Elements common to those in FIG. 1 are labeled with the same numbers as in FIG.
A clamp diode 8 is connected between the emitters with a polarity such that the emitter side is positive, and a first high-frequency pulse a is input to the emitter of the first transistor 4 via a capacitor 7 to the collector of the first transistor 4. A second high-frequency pulse d having an opposite phase is input.

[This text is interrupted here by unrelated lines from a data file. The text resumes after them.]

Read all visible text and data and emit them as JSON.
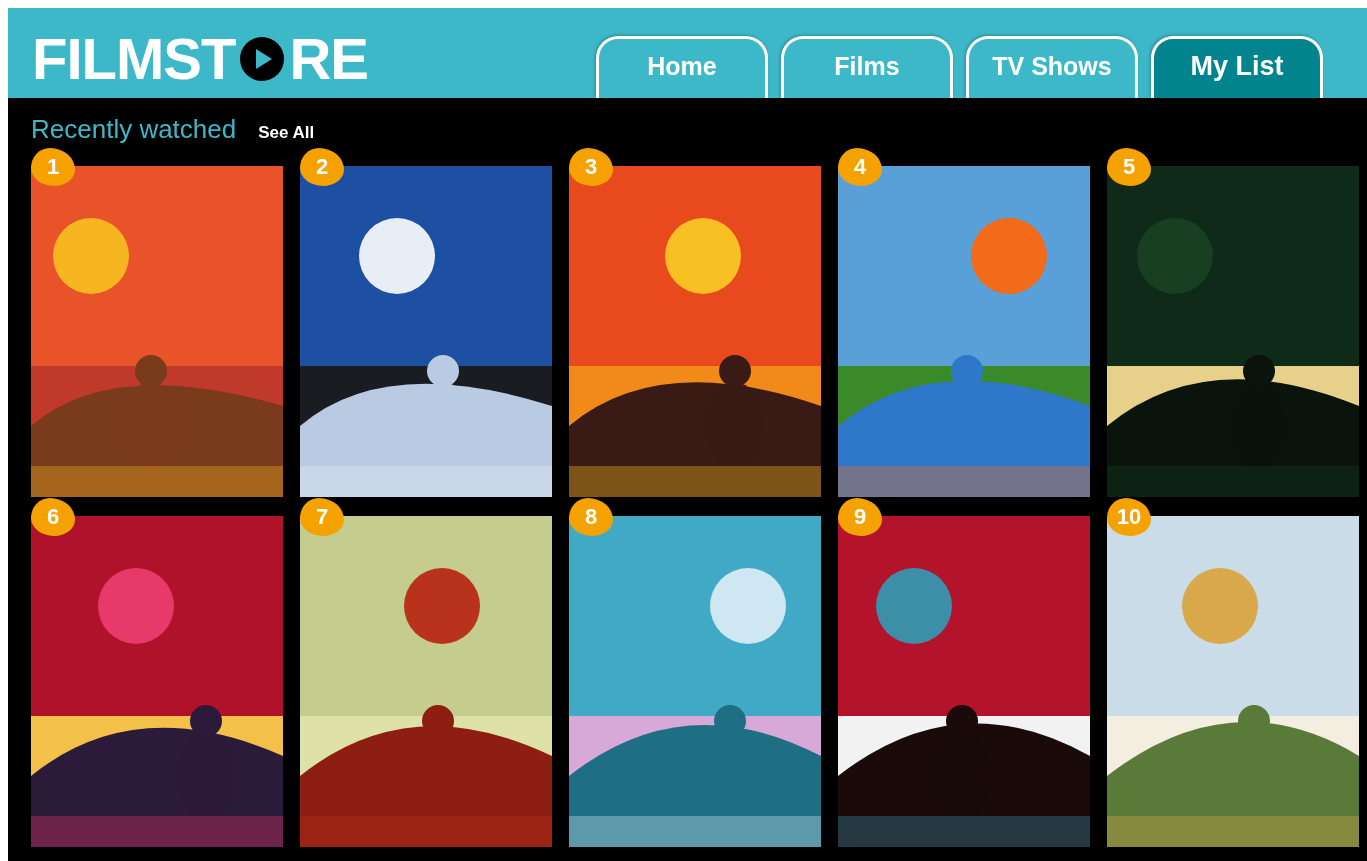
{
  "logo": {
    "before_icon": "FILMST",
    "after_icon": "RE"
  },
  "tabs": [
    {
      "label": "Home",
      "selected": false
    },
    {
      "label": "Films",
      "selected": false
    },
    {
      "label": "TV Shows",
      "selected": false
    },
    {
      "label": "My List",
      "selected": true
    }
  ],
  "section": {
    "title": "Recently watched",
    "link": "See All"
  },
  "films": [
    {
      "rank": "1",
      "kind": "picture"
    },
    {
      "rank": "2",
      "kind": "picture"
    },
    {
      "rank": "3",
      "kind": "picture"
    },
    {
      "rank": "4",
      "kind": "picture"
    },
    {
      "rank": "5",
      "kind": "picture"
    },
    {
      "rank": "6",
      "kind": "picture"
    },
    {
      "rank": "7",
      "kind": "picture"
    },
    {
      "rank": "8",
      "kind": "picture"
    },
    {
      "rank": "9",
      "kind": "picture"
    },
    {
      "rank": "10",
      "kind": "picture"
    }
  ]
}
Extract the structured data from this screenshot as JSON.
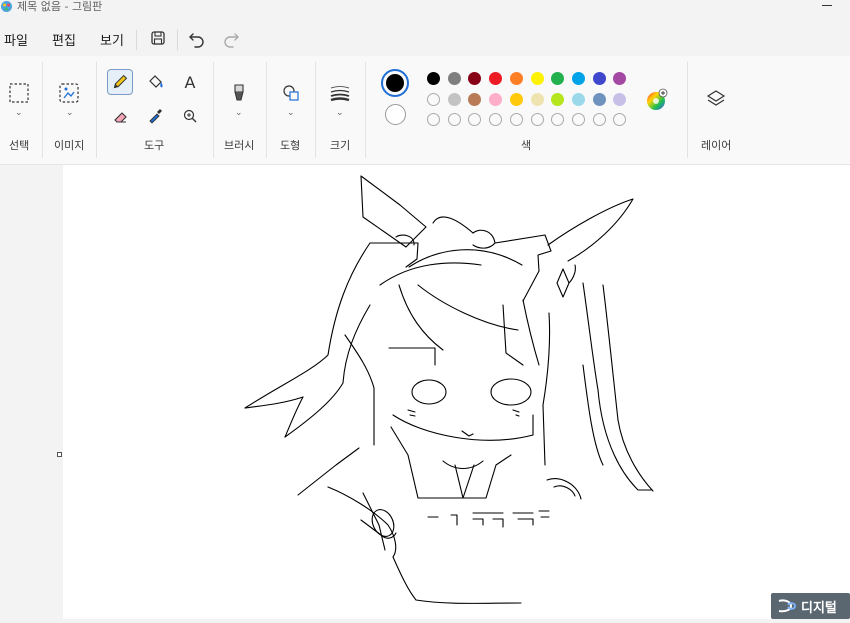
{
  "window": {
    "title": "제목 없음 - 그림판"
  },
  "menu": {
    "file": "파일",
    "edit": "편집",
    "view": "보기"
  },
  "ribbon": {
    "groups": {
      "selection": "선택",
      "image": "이미지",
      "tools": "도구",
      "brushes": "브러시",
      "shapes": "도형",
      "size": "크기",
      "colors": "색",
      "layers": "레이어"
    },
    "tools": {
      "text_glyph": "A"
    }
  },
  "colors": {
    "row1": [
      "#000000",
      "#7f7f7f",
      "#880015",
      "#ed1c24",
      "#ff7f27",
      "#fff200",
      "#22b14c",
      "#00a2e8",
      "#3f48cc",
      "#a349a4"
    ],
    "row2": [
      "#ffffff",
      "#c3c3c3",
      "#b97a57",
      "#ffaec9",
      "#ffc90e",
      "#efe4b0",
      "#b5e61d",
      "#99d9ea",
      "#7092be",
      "#c8bfe7"
    ],
    "primary": "#000000",
    "secondary": "#ffffff",
    "accent": "#1f6fd6"
  },
  "watermark": {
    "text": "디지털"
  }
}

Now, when the polarity of the input data b is positive, the second transistor 4 is turned on, and the emitter of the first transistor 1 is almost fixed to the emitter potential of the second transistor 4 based on the same operating principle as described above. be done. Next, when the polarity of the input data b is negative, the second transistor 4 is turned off. At this time, the current caused by the second high-frequency pulse d having the opposite phase to the first high-frequency pulse a through the capacitor 7 is passed from the base of the first transistor 1 to the collector by the clamp diode 8 and the first diode 3. , and charges are accumulated between the base and collector of the first transistor 1. Next, when the current caused by the first high-frequency pulse a flows through the collector-base capacitance of the first transistor 1 to the base of the first transistor 1, it is accumulated between the base and collector of the first transistor 1. The accumulated charge is reverse biased and flows to the emitter, accelerating the current through the collector-base capacitance, resulting in an operating state. Therefore, even if the high resistance is omitted, the same output C' as described above can be obtained.

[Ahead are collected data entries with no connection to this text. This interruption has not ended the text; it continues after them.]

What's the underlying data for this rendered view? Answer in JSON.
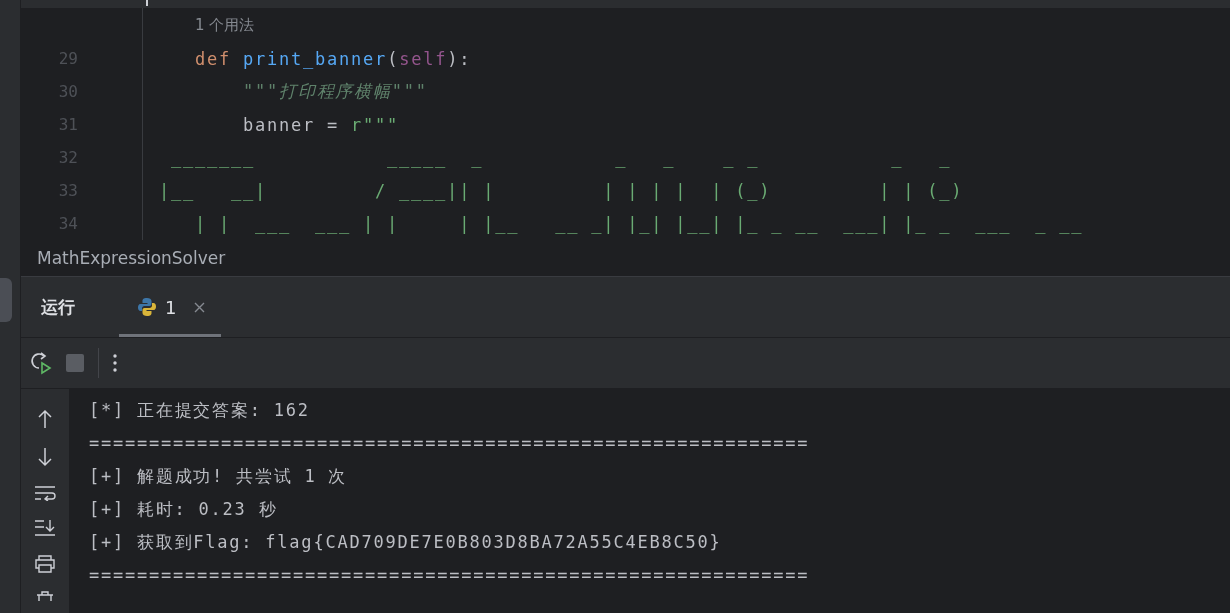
{
  "editor": {
    "lines": [
      {
        "kind": "hint",
        "text": "1 个用法"
      },
      {
        "number": "29",
        "kind": "code",
        "tokens": [
          {
            "kind": "keyword",
            "text": "    def"
          },
          {
            "kind": "function",
            "text": " print_banner"
          },
          {
            "kind": "plain",
            "text": "("
          },
          {
            "kind": "self",
            "text": "self"
          },
          {
            "kind": "plain",
            "text": "):"
          }
        ]
      },
      {
        "number": "30",
        "kind": "code",
        "tokens": [
          {
            "kind": "docstring",
            "text": "        \"\"\"打印程序横幅\"\"\""
          }
        ]
      },
      {
        "number": "31",
        "kind": "code",
        "tokens": [
          {
            "kind": "plain",
            "text": "        banner = "
          },
          {
            "kind": "string",
            "text": "r\"\"\""
          }
        ]
      },
      {
        "number": "32",
        "kind": "code",
        "tokens": [
          {
            "kind": "string",
            "text": "  _______           _____  _           _   _    _ _           _   _"
          }
        ]
      },
      {
        "number": "33",
        "kind": "code",
        "tokens": [
          {
            "kind": "string",
            "text": " |__   __|         / ____|| |         | | | |  | (_)         | | (_)"
          }
        ]
      },
      {
        "number": "34",
        "kind": "code",
        "tokens": [
          {
            "kind": "string",
            "text": "    | |  ___  ___ | |     | |__   __ _| |_| |__| |_ _ __  ___| |_ _  ___  _ __"
          }
        ]
      }
    ]
  },
  "breadcrumb": "MathExpressionSolver",
  "run_panel": {
    "title": "运行",
    "tabs": [
      {
        "label": "1",
        "selected": true
      }
    ]
  },
  "console": {
    "lines": [
      "[*] 正在提交答案: 162",
      "============================================================",
      "[+] 解题成功! 共尝试 1 次",
      "[+] 耗时: 0.23 秒",
      "[+] 获取到Flag: flag{CAD709DE7E0B803D8BA72A55C4EB8C50}",
      "============================================================"
    ]
  }
}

As described above, according to the pulse signal control circuit of the present invention, since a high resistance is omitted, power loss on the high frequency pulse input side can be significantly reduced, and a circuit that can be easily fabricated into a monolithic chip is provided.

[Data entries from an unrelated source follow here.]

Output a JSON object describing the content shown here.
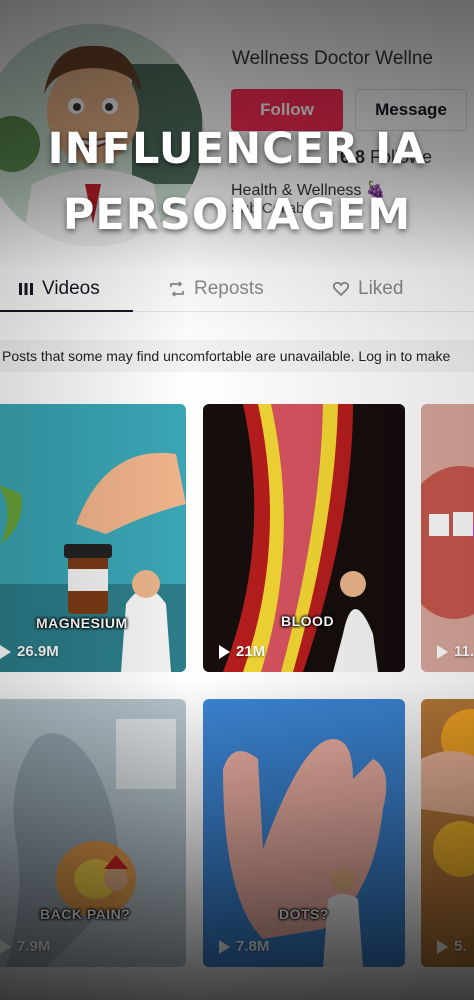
{
  "profile": {
    "name": "Wellness Doctor Wellne",
    "follow_label": "Follow",
    "message_label": "Message",
    "stats_count": "6.8",
    "stats_label": "Followe",
    "bio_line1": "Health & Wellness 🍇",
    "bio_line2": "Sub Collabo"
  },
  "tabs": [
    {
      "label": "Videos",
      "icon": "grid-icon",
      "active": true
    },
    {
      "label": "Reposts",
      "icon": "repost-icon",
      "active": false
    },
    {
      "label": "Liked",
      "icon": "heart-icon",
      "active": false
    }
  ],
  "notice": "Posts that some may find uncomfortable are unavailable. Log in to make",
  "videos": [
    {
      "caption": "MAGNESIUM",
      "views": "26.9M"
    },
    {
      "caption": "BLOOD",
      "views": "21M"
    },
    {
      "caption": "",
      "views": "11."
    },
    {
      "caption": "BACK PAIN?",
      "views": "7.9M"
    },
    {
      "caption": "DOTS?",
      "views": "7.8M"
    },
    {
      "caption": "",
      "views": "5."
    }
  ],
  "overlay": {
    "line1": "INFLUENCER IA",
    "line2": "PERSONAGEM"
  },
  "colors": {
    "follow": "#fe2c55",
    "text": "#161823",
    "muted": "#8a8b91"
  }
}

Note that in Figure 2, NPN type transistors are used for the first and second transistors, but even if these are configured as PNP type transistors, the polarities of the first diode and clamp diode are simply reversely connected. Of course, exactly the same effect can be obtained.

[Brief explanation of drawings]

Fig. 1 is a circuit diagram for obtaining a conventional amplified pulse data signal, Fig. 2 is a circuit diagram showing an embodiment of the present invention, and Fig. 3 is a waveform diagram for explaining Figs. 1 and 2. are shown respectively. DESCRIPTION OF SYMBOLS 1... First transistor, 2... First resistor, 3... First diode, 4... Second transistor, 5... Second resistor, 6... Second diode, 7... ...Capacitor, 8...Clamp diode.

Claims (1)

[Claims] 1 A first diode is connected between the emitter and base of the first transistor with a polarity that is opposite to the diode characteristic between the emitter and base, and a first diode is connected between the collector and the emitter of the second transistor with a polarity such that the emitter side is positive. A clamp diode is connected to the circuit, a first resistor is connected between the emitter and the base, the emitter is kept at a fixed potential, and the collector is connected to the base of the first transistor.
A pulse signal characterized by a configuration in which a high-frequency pulse is input to the emitter, a second high-frequency pulse having an opposite phase to the first high-frequency pulse is input to the emitter via a capacitor, and input data is input to the base of the second transistor. control circuit.